Though the main characters were a church secretary, a rabbi, and an atheist police detective, there was very little religious content. Certainly, none of the characters tried to convert each other.

I was reading an advanced reader copy, so this may be changed in the final version. However, several times the rabbi referred to God as "Jehovah" in his casual conversations. First, that's not the Hebrew spelling of God's name. Second, he also referred to God as "Yahweh" once, near the end. Third, Jews--even those not highly devout--don't casually refer to God by His personal name. They even write "G-d" rather than "God" when referring to Him. Also, when asked to pray before the Thanksgiving dinner was eaten, the rabbi gave a very Christian-style prayer rather than a Jewish one. Granted he's a cool character with a mysterious past, but I didn't find him very convincing as a devout Jewish believer let alone the leader of a synagogue.

There was no sex and minimal gore (mainly just references to pools of blood). There were a few uses of both explicit and "he cussed"-style bad language. Overall, I'd recommend this enjoyable novel, especially to those who love dogs and mysteries.


If you've read this book, what do you think about it? I'd be honored if you wrote your own opinion of the book in the comments.


Excerpt from Chapter One
Cindy Preston loved Friday. Anything-can-happen Fridays was how she liked to think of them. As they neared the holidays, they became even more deserving of their name as First Shepherd church became a center of activity.
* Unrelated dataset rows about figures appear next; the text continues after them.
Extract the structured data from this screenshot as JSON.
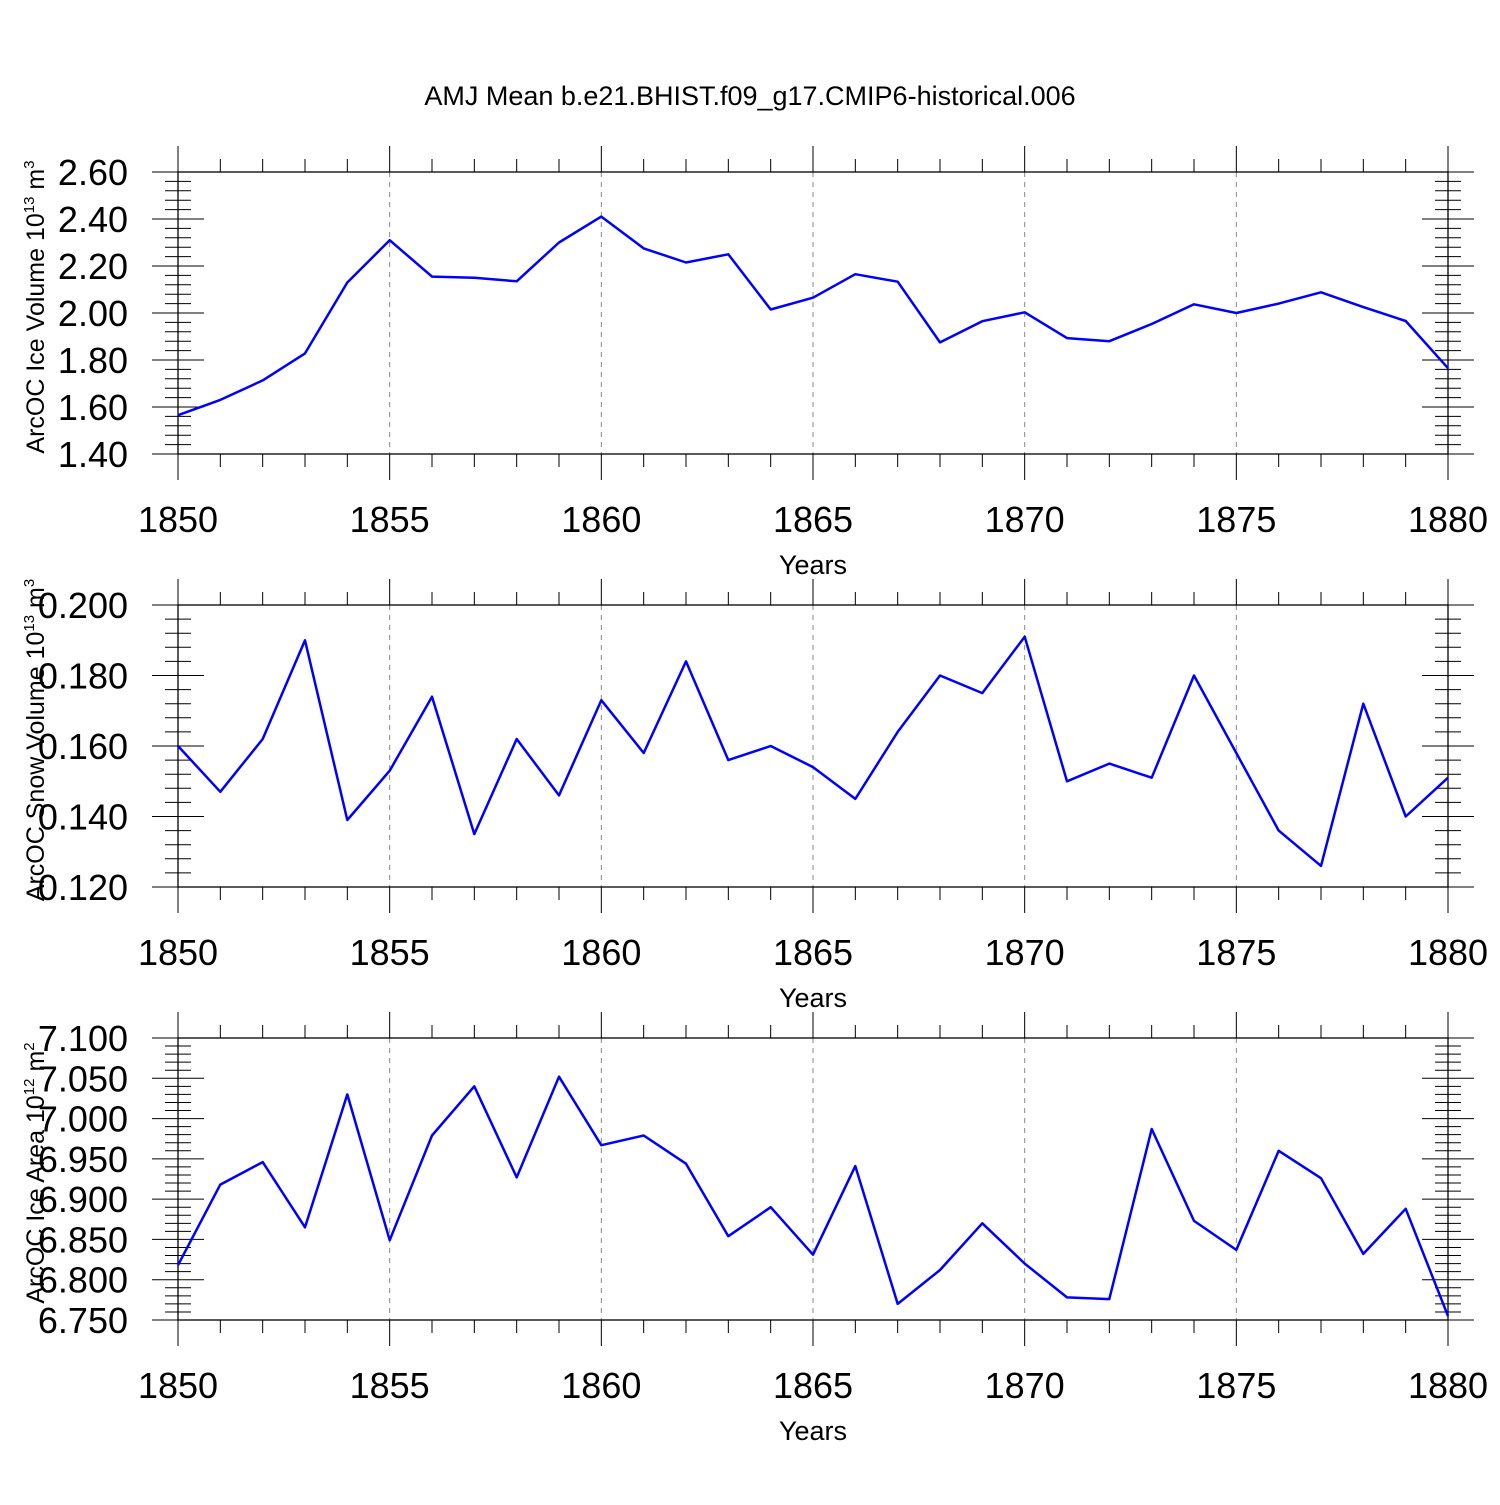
{
  "title": "AMJ Mean b.e21.BHIST.f09_g17.CMIP6-historical.006",
  "line_color": "#0000ff",
  "chart_data": [
    {
      "type": "line",
      "xlabel": "Years",
      "ylabel_parts": [
        "ArcOC Ice Volume 10",
        "13",
        " m",
        "3"
      ],
      "xlim": [
        1850,
        1880
      ],
      "ylim": [
        1.4,
        2.6
      ],
      "x_ticks": [
        "1850",
        "1855",
        "1860",
        "1865",
        "1870",
        "1875",
        "1880"
      ],
      "y_ticks": [
        "1.40",
        "1.60",
        "1.80",
        "2.00",
        "2.20",
        "2.40",
        "2.60"
      ],
      "y_tick_values": [
        1.4,
        1.6,
        1.8,
        2.0,
        2.2,
        2.4,
        2.6
      ],
      "x": [
        1850,
        1851,
        1852,
        1853,
        1854,
        1855,
        1856,
        1857,
        1858,
        1859,
        1860,
        1861,
        1862,
        1863,
        1864,
        1865,
        1866,
        1867,
        1868,
        1869,
        1870,
        1871,
        1872,
        1873,
        1874,
        1875,
        1876,
        1877,
        1878,
        1879,
        1880
      ],
      "values": [
        1.565,
        1.63,
        1.713,
        1.828,
        2.13,
        2.31,
        2.155,
        2.15,
        2.135,
        2.3,
        2.41,
        2.275,
        2.215,
        2.25,
        2.015,
        2.065,
        2.165,
        2.133,
        1.875,
        1.965,
        2.003,
        1.893,
        1.88,
        1.953,
        2.037,
        2.0,
        2.04,
        2.088,
        2.025,
        1.966,
        1.765
      ],
      "grid": "vertical-dashed"
    },
    {
      "type": "line",
      "xlabel": "Years",
      "ylabel_parts": [
        "ArcOC Snow Volume 10",
        "13",
        " m",
        "3"
      ],
      "xlim": [
        1850,
        1880
      ],
      "ylim": [
        0.12,
        0.2
      ],
      "x_ticks": [
        "1850",
        "1855",
        "1860",
        "1865",
        "1870",
        "1875",
        "1880"
      ],
      "y_ticks": [
        "0.120",
        "0.140",
        "0.160",
        "0.180",
        "0.200"
      ],
      "y_tick_values": [
        0.12,
        0.14,
        0.16,
        0.18,
        0.2
      ],
      "x": [
        1850,
        1851,
        1852,
        1853,
        1854,
        1855,
        1856,
        1857,
        1858,
        1859,
        1860,
        1861,
        1862,
        1863,
        1864,
        1865,
        1866,
        1867,
        1868,
        1869,
        1870,
        1871,
        1872,
        1873,
        1874,
        1875,
        1876,
        1877,
        1878,
        1879,
        1880
      ],
      "values": [
        0.16,
        0.147,
        0.162,
        0.19,
        0.139,
        0.153,
        0.174,
        0.135,
        0.162,
        0.146,
        0.173,
        0.158,
        0.184,
        0.156,
        0.16,
        0.154,
        0.145,
        0.164,
        0.18,
        0.175,
        0.191,
        0.15,
        0.155,
        0.151,
        0.18,
        0.158,
        0.136,
        0.126,
        0.172,
        0.14,
        0.151
      ],
      "grid": "vertical-dashed"
    },
    {
      "type": "line",
      "xlabel": "Years",
      "ylabel_parts": [
        "ArcOC Ice Area 10",
        "12",
        " m",
        "2"
      ],
      "xlim": [
        1850,
        1880
      ],
      "ylim": [
        6.75,
        7.1
      ],
      "x_ticks": [
        "1850",
        "1855",
        "1860",
        "1865",
        "1870",
        "1875",
        "1880"
      ],
      "y_ticks": [
        "6.750",
        "6.800",
        "6.850",
        "6.900",
        "6.950",
        "7.000",
        "7.050",
        "7.100"
      ],
      "y_tick_values": [
        6.75,
        6.8,
        6.85,
        6.9,
        6.95,
        7.0,
        7.05,
        7.1
      ],
      "x": [
        1850,
        1851,
        1852,
        1853,
        1854,
        1855,
        1856,
        1857,
        1858,
        1859,
        1860,
        1861,
        1862,
        1863,
        1864,
        1865,
        1866,
        1867,
        1868,
        1869,
        1870,
        1871,
        1872,
        1873,
        1874,
        1875,
        1876,
        1877,
        1878,
        1879,
        1880
      ],
      "values": [
        6.818,
        6.918,
        6.946,
        6.865,
        7.03,
        6.849,
        6.979,
        7.04,
        6.927,
        7.052,
        6.967,
        6.979,
        6.944,
        6.854,
        6.89,
        6.831,
        6.941,
        6.77,
        6.812,
        6.87,
        6.82,
        6.778,
        6.776,
        6.987,
        6.873,
        6.837,
        6.96,
        6.926,
        6.832,
        6.888,
        6.755
      ],
      "grid": "vertical-dashed"
    }
  ]
}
Being a secretary at a church was a far more chaotic job than most people imagined.

For Cindy, the job had gotten even more exciting a few months earlier when she had stumbled across a dead body in the church sanctuary. The week that followed had seen many people murdered by a serial killer, one whom Cindy had helped stop.

For a couple of months afterward, the church had seen a large swell in attendance as people wanted to come gawk at the woman who survived attack by the Passion Week killer and helped the police turn the tables on him.

Their interest had gradually waned, and aside from three new members who actually joined the church, things had pretty much returned to normal. That was just how Cindy liked it.

The one unfortunate thing was that her friendship with Jeremiah--the rabbi at the synagogue next door--forged in shared danger, had slowly faded as well. They still exchanged pleasantries over the shrub hedge that separated the parking lots of the church and the synagogue, but not much else. It made sense, really. They had nothing in common.